Once on the train I decided to go back to the cafe car and get a Coke to go with the cold cut sandwich I made at home.  The adjunct life was a poor one.  I cut my own hair and learned how to survive a workday in New York with just a few subway tokens and five dollars.  As I was walking back to the cafe car I could not believe what I saw.   August Wilson was sitting alone at a window seat.  There were less than ten people in the whole car, and I did not want to stare.  But once I had my soda and was back in my seat I decided to give him a gift of a copy of Water Song.  I took it back to him and said, "Mr. Wilson, I am a big fan of your work.  I just finished teaching Fences, and I would like to give you this copy of my book of poetry."

I was shamelessly star struck.  I had a few minutes of fame in Baltimore as the city's working class hero poet, but here was a man with a Pulitzer in drama.  More importantly, I deeply and genuinely admired his work.  When I got back to my seat he gave me a gift.  I was sitting there about to eat my sandwich when I felt a presence.  Wilson was standing next to me with his bags.  

"Can I sit and ride with you?" he asked.  

I nearly choked on my sandwich.  Had I done so I might have ridden the glory train to heaven having choked to death from being starstruck.  August Wilson sat and talked with me all the way to New Haven, where he was going so that he could work on Two Trains Running at the Yale Repertory.  He and Lloyd Richards were making history and would continue to do so as the twentieth century wound into the twenty-first.  August Wilson talked and behaved as someone might imagine a Troy Maxon would talk and behave.

Water Song  was published in Charles Rowell's Callaloo series at the University of Virginia, and the other poets in the series were listed on my book just as on all the other books.  It was a prestigious list that included a man Wilson knew, Gerald Barrax.  As we rode Wilson told me how he studied poetry with Gerald, and when I met Gerald ten years later, I asked about Wilson's story.  Barrax said it was true.  Not only was it true, Wilson also came to class in a tweed jacket so as to look like the poet he wanted to be.  Of course, he was a poet.  His plays are language driven, some more so than others.  

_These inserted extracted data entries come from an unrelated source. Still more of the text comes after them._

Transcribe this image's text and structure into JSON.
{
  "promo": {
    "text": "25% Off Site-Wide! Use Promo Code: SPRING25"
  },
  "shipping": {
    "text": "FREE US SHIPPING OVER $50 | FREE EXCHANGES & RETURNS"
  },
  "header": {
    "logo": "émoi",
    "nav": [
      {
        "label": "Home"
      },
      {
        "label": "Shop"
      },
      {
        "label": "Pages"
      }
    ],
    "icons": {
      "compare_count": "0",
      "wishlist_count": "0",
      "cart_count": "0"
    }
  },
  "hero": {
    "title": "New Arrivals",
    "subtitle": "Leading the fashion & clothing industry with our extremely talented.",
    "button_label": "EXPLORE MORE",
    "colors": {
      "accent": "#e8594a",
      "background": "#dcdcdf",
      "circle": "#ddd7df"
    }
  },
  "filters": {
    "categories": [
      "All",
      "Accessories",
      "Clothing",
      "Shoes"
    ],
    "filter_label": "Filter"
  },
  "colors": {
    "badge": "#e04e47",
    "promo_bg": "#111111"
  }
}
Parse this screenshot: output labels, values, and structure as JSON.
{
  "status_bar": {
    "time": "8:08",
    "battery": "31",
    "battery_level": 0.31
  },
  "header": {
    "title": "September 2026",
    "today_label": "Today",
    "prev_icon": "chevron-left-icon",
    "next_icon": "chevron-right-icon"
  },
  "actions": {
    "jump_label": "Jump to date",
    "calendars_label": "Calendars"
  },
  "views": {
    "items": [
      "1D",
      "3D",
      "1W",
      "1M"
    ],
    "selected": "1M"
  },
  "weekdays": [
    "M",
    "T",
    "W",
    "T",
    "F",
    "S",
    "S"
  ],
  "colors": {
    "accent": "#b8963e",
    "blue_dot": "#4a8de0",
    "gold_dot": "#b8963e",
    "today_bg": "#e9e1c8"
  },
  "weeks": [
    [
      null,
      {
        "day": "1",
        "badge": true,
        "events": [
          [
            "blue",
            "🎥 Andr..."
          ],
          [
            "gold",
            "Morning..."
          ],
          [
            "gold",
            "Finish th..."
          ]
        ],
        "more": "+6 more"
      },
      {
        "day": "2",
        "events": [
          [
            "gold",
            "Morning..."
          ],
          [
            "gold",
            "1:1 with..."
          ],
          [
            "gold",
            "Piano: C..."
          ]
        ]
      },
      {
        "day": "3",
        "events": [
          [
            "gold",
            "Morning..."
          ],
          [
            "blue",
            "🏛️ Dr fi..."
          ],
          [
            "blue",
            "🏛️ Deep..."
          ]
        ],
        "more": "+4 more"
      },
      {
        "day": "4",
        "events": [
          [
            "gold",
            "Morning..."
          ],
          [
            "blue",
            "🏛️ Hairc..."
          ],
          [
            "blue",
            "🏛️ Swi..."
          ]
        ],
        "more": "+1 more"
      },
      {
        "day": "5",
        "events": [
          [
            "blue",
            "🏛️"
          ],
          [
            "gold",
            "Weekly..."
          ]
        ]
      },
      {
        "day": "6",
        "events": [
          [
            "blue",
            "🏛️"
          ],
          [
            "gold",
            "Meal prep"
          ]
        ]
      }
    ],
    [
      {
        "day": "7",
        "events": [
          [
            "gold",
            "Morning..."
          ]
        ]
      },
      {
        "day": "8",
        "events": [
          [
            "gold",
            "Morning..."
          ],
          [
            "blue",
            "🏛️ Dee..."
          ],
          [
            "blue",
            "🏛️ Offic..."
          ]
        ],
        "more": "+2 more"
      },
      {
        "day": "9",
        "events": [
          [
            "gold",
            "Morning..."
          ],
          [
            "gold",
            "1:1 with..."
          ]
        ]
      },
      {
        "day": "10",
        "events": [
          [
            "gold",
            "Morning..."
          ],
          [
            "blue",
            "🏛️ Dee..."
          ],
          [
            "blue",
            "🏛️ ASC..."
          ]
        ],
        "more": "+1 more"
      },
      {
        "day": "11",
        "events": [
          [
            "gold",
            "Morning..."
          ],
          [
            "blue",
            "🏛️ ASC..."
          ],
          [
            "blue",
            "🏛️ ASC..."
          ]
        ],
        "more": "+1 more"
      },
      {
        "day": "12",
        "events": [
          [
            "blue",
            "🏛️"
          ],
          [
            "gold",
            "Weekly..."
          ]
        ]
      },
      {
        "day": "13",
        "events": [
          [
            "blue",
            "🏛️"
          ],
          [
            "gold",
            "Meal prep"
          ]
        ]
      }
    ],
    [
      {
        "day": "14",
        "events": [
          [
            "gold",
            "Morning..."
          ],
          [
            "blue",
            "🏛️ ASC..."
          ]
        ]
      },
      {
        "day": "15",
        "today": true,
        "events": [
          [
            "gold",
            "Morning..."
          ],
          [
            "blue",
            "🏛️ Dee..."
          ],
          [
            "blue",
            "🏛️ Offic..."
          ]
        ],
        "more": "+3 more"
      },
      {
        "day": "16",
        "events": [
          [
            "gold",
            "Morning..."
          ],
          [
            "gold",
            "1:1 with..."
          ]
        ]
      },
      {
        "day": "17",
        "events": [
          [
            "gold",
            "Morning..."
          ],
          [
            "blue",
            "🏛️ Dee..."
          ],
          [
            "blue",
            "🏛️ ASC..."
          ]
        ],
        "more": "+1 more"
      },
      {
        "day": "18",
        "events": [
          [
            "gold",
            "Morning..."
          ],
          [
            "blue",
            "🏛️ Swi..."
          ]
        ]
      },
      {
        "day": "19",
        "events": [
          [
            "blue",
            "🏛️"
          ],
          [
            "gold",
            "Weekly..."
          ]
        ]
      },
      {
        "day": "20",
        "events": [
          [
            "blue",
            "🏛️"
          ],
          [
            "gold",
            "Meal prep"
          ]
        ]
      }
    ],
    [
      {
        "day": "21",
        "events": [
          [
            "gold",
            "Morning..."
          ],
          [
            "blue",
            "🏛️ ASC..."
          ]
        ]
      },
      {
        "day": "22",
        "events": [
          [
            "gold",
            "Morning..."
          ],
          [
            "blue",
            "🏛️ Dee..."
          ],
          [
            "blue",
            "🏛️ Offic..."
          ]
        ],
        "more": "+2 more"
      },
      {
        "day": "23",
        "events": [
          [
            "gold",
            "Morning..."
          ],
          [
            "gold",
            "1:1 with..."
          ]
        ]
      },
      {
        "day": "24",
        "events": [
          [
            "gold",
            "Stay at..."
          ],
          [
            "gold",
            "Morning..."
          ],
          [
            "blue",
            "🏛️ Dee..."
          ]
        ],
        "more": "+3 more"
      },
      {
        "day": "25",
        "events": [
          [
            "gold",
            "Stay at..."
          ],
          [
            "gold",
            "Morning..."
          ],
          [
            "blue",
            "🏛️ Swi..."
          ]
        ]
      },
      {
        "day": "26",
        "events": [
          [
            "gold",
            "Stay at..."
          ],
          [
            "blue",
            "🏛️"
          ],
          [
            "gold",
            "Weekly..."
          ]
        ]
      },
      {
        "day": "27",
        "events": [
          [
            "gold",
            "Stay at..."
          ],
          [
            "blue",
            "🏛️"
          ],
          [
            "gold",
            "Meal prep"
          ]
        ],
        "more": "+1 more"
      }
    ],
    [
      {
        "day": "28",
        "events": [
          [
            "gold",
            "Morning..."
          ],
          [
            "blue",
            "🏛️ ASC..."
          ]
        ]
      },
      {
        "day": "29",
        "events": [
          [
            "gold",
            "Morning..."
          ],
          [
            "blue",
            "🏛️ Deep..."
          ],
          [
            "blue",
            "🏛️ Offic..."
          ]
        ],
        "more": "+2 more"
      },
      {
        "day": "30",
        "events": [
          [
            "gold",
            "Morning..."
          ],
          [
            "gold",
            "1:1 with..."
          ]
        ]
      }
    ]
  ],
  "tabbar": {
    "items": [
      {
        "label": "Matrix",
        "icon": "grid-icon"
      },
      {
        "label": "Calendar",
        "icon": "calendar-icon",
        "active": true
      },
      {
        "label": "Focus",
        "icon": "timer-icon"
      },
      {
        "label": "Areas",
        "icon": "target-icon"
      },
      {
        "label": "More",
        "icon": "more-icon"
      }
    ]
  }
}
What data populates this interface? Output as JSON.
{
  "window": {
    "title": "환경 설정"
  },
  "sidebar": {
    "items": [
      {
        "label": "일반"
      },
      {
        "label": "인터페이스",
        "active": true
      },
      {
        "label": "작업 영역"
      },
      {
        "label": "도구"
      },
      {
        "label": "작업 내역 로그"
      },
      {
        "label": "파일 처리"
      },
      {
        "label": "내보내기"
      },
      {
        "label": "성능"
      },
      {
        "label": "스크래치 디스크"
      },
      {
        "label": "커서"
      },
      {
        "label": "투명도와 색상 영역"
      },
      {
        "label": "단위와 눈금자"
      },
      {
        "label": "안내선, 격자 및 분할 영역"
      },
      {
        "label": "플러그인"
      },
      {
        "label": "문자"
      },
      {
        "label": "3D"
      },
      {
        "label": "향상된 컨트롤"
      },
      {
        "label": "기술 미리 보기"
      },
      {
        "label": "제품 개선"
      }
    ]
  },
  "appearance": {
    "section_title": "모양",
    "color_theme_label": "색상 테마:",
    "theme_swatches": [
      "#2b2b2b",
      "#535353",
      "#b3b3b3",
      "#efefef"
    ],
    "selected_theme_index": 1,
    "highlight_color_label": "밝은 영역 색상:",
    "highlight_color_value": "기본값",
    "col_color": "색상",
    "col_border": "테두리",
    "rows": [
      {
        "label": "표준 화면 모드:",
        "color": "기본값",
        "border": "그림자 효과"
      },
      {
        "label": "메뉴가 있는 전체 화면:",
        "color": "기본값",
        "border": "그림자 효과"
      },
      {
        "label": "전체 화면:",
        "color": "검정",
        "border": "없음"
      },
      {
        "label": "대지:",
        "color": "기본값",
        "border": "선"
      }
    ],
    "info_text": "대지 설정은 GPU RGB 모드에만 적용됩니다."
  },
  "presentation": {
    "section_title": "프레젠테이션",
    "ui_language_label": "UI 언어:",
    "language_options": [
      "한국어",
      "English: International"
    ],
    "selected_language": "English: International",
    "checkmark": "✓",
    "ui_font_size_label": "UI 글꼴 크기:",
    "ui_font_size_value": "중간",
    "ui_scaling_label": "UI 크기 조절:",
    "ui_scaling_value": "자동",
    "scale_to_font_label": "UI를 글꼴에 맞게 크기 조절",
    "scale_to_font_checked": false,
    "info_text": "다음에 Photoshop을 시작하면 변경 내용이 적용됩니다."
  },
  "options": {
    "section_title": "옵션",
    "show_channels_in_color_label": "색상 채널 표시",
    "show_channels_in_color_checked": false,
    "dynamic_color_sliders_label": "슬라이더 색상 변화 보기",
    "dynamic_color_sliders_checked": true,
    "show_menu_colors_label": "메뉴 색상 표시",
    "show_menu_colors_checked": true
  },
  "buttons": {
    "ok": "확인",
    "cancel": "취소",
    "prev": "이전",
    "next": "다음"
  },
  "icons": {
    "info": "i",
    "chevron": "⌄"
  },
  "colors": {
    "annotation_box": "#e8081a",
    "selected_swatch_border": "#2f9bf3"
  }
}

In Fences I think there is an even hand of character and language.  Troy Maxon roars on the page, and he resonates inside me and the black working class men I have known.

So it is Friday as I write and prepare to post this blog.  Micky's check cashing store is about five hunded miles south of where I live here in Massachusetts, an area with its own history of workers, but not so many of them the black men from the south like my father or like their sons who followed them, men like me, men who learned a certain music of being a worker, one that helped define the character of what we call African American culture.

Songs like one my father taught me or the blues that fill Wilson's plays are songs that bond the lives of black working class men, lives that are filled with the difference race made between them and the white men they worked beside, as Troy Maxon knows because he has filed a complained to his boss, saying black men should be driving trucks, too.  My father taught me a line from a chain gang song he learned from a coworker at the Norfolk naval base, a black man they called Philadelphia Slim.  

It went a little like this, "Fifteen years ain't no long time...I got a brother somewhere got a lifetime."  

I guess I better get busy at the work I have to do this Friday morning, the work of building a character made out of my imagination but filled with the breath of men I know, men like me, men who know the meaning of "fifteen years" not as a phrase but as a sentence, a statement about being.